En el vagón viajaba, no el escritor que triunfó en vida, sino un viejo y destruido hombre que intentó ser cualquier cosa; diplomático, periodista, funcionario, escritor, comerciante, soldado, gobernador ilegitimo. Solo tenía 57 años, pero el paludismo, la intensidad con la que vivió se lo estaban cobrando en vida. Junto a él viajaban personas que no tenían nada, ni siquiera el derecho a morirse cerca de las tumbas de los suyos, desterrados por la guerra mas reciente. Jorge los detalló, no hablaban, era como si en el vagón se hiciera un velorio, y a eso olía, a muerto con un vago consuelo de incienso, todos mirando un punto perdido, con la expresión de ya no querer pensar más, de no interesarles que había para ellos en esta vida.
El tren empezó a detenerse. Jorge reaccionó, estaban entrando en la estación, esperó que las almas en pena, que lo habían acompañado, terminaran de descargar sus equipajes embalados en el último momento, en la huida de una madrugada de miedo. Él fue el último en descender del vagón y se arrepintió, pues de haber sido el primero, no habría tenido que ver la tristeza que lo había acompañado durante todo el viaje multiplicada por decenas. Todos los vagones, cada uno de ellos, descargando la misma desesperanza en los andenes de la estación, recordó un verso desesperanzador de la Divina Comedia que le leyó su padre una tarde remota.

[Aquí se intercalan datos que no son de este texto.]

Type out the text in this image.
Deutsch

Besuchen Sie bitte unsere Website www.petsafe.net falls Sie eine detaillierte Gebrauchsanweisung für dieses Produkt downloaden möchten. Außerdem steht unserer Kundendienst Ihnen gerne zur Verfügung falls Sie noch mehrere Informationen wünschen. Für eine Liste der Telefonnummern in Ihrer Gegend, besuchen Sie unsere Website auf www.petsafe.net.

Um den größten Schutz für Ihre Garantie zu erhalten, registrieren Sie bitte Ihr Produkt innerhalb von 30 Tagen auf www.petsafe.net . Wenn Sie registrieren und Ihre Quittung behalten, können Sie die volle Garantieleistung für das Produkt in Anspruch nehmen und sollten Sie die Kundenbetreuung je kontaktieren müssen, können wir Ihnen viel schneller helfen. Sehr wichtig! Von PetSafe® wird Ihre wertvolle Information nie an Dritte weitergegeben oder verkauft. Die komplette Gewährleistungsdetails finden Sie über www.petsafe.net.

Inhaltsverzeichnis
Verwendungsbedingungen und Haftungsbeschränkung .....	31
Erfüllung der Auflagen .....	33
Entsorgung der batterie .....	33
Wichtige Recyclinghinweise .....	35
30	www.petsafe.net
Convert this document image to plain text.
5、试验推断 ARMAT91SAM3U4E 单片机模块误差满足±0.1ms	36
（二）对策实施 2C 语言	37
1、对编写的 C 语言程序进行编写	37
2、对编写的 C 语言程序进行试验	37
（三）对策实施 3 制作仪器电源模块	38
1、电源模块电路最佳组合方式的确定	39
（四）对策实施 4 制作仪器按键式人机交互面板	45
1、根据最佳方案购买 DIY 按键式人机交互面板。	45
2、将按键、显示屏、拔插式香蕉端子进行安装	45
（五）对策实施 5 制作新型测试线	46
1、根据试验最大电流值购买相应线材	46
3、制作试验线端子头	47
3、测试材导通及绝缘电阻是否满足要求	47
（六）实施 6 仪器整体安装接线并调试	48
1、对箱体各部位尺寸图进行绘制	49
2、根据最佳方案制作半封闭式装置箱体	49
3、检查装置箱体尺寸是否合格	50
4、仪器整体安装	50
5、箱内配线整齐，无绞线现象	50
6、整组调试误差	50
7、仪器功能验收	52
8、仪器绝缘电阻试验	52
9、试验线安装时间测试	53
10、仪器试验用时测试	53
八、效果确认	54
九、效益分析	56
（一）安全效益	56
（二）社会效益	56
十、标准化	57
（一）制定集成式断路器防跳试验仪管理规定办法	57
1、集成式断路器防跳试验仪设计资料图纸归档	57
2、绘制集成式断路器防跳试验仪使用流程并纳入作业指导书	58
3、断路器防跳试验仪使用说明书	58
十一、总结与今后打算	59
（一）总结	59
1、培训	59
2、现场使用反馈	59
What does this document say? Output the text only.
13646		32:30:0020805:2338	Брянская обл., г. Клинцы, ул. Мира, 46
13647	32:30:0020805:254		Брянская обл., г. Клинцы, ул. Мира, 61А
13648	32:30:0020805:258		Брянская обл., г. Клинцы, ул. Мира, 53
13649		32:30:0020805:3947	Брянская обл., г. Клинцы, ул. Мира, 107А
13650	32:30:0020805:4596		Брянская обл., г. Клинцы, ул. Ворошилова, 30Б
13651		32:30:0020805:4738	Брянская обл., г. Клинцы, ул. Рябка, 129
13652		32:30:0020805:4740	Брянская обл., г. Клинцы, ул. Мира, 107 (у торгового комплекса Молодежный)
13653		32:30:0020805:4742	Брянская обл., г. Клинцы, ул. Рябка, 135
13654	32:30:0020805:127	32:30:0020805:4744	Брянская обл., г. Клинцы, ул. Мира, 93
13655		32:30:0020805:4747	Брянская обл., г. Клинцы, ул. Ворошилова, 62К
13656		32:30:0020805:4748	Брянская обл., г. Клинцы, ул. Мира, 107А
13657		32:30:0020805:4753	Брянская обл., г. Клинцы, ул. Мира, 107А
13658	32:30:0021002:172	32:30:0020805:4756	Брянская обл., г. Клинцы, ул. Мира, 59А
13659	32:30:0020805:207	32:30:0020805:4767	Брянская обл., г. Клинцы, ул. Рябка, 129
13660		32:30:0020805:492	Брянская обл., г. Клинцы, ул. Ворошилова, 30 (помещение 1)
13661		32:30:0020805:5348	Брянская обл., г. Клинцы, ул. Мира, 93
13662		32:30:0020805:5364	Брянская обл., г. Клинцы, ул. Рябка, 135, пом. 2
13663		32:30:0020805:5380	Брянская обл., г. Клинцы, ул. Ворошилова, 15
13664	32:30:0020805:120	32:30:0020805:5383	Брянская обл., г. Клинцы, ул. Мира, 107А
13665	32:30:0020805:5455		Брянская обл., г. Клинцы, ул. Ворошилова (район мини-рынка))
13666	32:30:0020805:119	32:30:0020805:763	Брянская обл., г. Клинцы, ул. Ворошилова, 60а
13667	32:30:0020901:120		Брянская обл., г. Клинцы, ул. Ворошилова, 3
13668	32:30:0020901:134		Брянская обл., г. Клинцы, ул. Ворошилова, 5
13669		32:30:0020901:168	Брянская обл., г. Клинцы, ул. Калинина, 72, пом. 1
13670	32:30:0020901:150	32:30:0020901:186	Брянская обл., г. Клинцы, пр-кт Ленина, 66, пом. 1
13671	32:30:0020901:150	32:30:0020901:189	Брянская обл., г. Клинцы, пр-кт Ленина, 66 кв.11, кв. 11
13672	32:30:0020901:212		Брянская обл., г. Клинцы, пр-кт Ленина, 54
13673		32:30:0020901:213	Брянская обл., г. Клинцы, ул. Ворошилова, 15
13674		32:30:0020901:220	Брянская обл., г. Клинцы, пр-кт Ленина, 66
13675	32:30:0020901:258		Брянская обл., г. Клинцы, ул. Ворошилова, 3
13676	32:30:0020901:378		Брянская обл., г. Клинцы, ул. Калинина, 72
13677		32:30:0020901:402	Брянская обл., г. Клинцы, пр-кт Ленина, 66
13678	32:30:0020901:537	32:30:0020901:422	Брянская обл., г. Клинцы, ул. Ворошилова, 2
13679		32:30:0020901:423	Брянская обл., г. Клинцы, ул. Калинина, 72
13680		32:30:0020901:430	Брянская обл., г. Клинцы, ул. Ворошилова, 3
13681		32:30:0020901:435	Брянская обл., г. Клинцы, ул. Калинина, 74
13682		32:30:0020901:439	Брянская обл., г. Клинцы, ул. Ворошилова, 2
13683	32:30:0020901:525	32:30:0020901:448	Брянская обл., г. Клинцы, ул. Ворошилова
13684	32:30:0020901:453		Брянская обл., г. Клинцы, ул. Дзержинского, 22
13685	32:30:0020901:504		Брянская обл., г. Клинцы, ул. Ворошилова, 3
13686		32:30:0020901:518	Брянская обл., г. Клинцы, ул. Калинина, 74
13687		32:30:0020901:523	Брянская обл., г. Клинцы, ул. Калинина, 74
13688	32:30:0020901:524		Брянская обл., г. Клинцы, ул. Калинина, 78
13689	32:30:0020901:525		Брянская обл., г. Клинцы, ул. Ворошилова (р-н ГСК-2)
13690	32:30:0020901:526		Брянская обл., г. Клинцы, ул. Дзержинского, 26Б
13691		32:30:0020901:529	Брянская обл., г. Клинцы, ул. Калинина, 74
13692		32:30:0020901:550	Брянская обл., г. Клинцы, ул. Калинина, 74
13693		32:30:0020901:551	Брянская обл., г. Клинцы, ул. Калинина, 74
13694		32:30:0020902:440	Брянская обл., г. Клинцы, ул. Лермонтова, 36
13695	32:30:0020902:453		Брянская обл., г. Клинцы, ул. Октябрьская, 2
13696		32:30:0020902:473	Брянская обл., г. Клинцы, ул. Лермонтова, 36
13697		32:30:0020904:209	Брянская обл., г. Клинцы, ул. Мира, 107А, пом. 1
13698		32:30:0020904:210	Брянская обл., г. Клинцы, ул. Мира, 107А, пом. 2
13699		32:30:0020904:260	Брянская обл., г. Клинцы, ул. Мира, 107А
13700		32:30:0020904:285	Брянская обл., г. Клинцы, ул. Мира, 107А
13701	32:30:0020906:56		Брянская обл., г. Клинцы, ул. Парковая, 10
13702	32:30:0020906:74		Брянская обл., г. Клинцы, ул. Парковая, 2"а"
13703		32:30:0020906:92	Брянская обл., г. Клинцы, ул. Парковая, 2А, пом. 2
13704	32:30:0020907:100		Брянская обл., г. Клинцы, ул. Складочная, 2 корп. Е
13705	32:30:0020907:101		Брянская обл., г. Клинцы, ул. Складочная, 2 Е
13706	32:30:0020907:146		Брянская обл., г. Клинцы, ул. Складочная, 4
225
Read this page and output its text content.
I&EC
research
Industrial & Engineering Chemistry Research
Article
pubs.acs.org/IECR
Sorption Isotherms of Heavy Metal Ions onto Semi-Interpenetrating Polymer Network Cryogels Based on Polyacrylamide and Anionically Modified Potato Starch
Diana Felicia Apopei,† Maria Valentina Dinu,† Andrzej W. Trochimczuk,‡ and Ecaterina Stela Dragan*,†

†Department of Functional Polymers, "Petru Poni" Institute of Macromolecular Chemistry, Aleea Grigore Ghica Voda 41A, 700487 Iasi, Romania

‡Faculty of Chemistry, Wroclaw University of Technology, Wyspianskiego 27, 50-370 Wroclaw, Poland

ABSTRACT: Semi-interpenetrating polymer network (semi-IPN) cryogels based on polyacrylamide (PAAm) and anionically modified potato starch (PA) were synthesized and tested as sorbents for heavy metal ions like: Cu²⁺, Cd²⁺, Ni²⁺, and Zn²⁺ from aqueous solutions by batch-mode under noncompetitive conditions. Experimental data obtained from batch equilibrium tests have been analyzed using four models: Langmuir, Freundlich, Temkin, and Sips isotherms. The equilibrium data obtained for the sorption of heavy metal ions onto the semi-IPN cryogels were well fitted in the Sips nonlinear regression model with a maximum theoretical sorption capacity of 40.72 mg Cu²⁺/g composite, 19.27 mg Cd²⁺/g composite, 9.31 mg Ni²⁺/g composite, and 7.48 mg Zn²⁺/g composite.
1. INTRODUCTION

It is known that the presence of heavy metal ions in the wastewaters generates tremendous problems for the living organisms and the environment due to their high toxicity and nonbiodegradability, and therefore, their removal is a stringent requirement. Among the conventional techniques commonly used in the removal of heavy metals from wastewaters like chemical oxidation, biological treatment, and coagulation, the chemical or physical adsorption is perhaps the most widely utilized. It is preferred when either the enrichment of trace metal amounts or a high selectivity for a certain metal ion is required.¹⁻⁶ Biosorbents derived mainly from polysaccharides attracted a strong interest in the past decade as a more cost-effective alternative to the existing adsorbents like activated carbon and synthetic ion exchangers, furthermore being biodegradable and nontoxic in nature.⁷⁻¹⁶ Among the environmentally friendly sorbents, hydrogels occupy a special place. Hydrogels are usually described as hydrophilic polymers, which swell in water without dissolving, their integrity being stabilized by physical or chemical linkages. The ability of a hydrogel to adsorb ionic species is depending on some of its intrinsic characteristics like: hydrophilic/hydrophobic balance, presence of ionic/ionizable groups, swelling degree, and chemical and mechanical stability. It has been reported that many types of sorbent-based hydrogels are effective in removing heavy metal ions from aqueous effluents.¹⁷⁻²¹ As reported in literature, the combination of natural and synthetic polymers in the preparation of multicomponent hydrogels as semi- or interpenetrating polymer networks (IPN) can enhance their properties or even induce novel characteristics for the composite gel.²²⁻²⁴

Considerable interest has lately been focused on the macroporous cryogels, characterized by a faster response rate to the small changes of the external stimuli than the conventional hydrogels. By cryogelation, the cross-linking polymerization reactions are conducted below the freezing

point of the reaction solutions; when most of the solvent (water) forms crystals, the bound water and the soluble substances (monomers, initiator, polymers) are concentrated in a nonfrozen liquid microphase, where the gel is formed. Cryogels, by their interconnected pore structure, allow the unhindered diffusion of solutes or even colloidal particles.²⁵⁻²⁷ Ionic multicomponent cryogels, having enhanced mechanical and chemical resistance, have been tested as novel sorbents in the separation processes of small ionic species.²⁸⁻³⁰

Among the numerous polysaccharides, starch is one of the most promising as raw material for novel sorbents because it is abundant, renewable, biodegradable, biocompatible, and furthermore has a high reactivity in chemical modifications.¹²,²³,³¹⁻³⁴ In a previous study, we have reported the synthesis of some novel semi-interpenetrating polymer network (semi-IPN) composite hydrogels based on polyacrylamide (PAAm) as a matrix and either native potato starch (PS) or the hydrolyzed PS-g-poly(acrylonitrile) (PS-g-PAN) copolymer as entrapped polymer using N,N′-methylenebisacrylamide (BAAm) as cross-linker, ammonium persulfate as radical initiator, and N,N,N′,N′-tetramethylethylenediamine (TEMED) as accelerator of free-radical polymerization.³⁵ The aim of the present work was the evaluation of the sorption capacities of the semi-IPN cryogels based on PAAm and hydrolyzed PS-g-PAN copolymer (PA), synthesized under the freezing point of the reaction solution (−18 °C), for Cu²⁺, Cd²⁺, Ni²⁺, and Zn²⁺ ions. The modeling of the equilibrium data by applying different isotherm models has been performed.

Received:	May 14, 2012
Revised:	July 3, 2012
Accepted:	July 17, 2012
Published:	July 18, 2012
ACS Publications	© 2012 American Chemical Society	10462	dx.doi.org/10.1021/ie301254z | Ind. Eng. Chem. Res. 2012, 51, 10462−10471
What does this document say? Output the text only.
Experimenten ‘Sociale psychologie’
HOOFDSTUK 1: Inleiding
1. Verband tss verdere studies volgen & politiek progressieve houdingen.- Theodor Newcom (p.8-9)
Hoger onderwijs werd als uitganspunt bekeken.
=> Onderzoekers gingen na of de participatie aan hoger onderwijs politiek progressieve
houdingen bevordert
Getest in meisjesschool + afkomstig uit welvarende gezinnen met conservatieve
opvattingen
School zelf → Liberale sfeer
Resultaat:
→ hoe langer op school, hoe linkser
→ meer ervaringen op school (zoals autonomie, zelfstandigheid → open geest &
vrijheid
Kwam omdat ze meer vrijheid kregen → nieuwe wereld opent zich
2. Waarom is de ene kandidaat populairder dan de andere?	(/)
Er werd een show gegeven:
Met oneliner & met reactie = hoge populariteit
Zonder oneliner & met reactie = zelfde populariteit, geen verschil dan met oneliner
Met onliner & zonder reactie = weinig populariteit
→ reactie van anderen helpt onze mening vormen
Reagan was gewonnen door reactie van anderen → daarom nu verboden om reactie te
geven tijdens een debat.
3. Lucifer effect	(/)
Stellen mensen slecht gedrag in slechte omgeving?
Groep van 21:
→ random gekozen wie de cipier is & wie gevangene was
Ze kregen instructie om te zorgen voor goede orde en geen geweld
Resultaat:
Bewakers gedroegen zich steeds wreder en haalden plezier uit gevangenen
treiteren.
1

Llevaba tiempo suficiente viviendo en Ibagué, pero nunca la había descubierto. Esa vez Jorge Isaacs levantó la vista y al fin observó. A su espalda la sucia estación ferroviaria, al otro lado de la avenida que conducía al cementerio, el planchon que era el matadero que ocasionalmente había servido y serviría alguna vez más para las ejecuciones públicas y apresuradas, viviendas que servían para lo que servirían en cualquier pueblo alrededor de una estación: graneros, cantinas, burdeles. Pero algo llamó su atención, eran las personas, la gente en Ibagué no eran ibaguereños, eran cientos de desarraigados y desplazados que habían llegado a ese pueblo de distantes puntos geográficos sólo por la necesidad básica de sobrevivir, pero no sentían que ésa fuera su tierra, y esperaban que la Divina Providencia les concediera la gracia de no tenerse que morir en esas calles ajenas. Jorge cruzó la avenida, tendría que rodear el matadero para alquilar una mula que lo llevara a su residencia. Fue un trayecto largo para su estado anímico, y por primera vez se sintió cercano a la gente que compartía ese trozo de tierra con él, tenia mucho en común con ellos, moriría lejos de la tierra de sus amores, anhelando la de su infancia. Descubrió que Ibagué estaba lejos del Paraíso.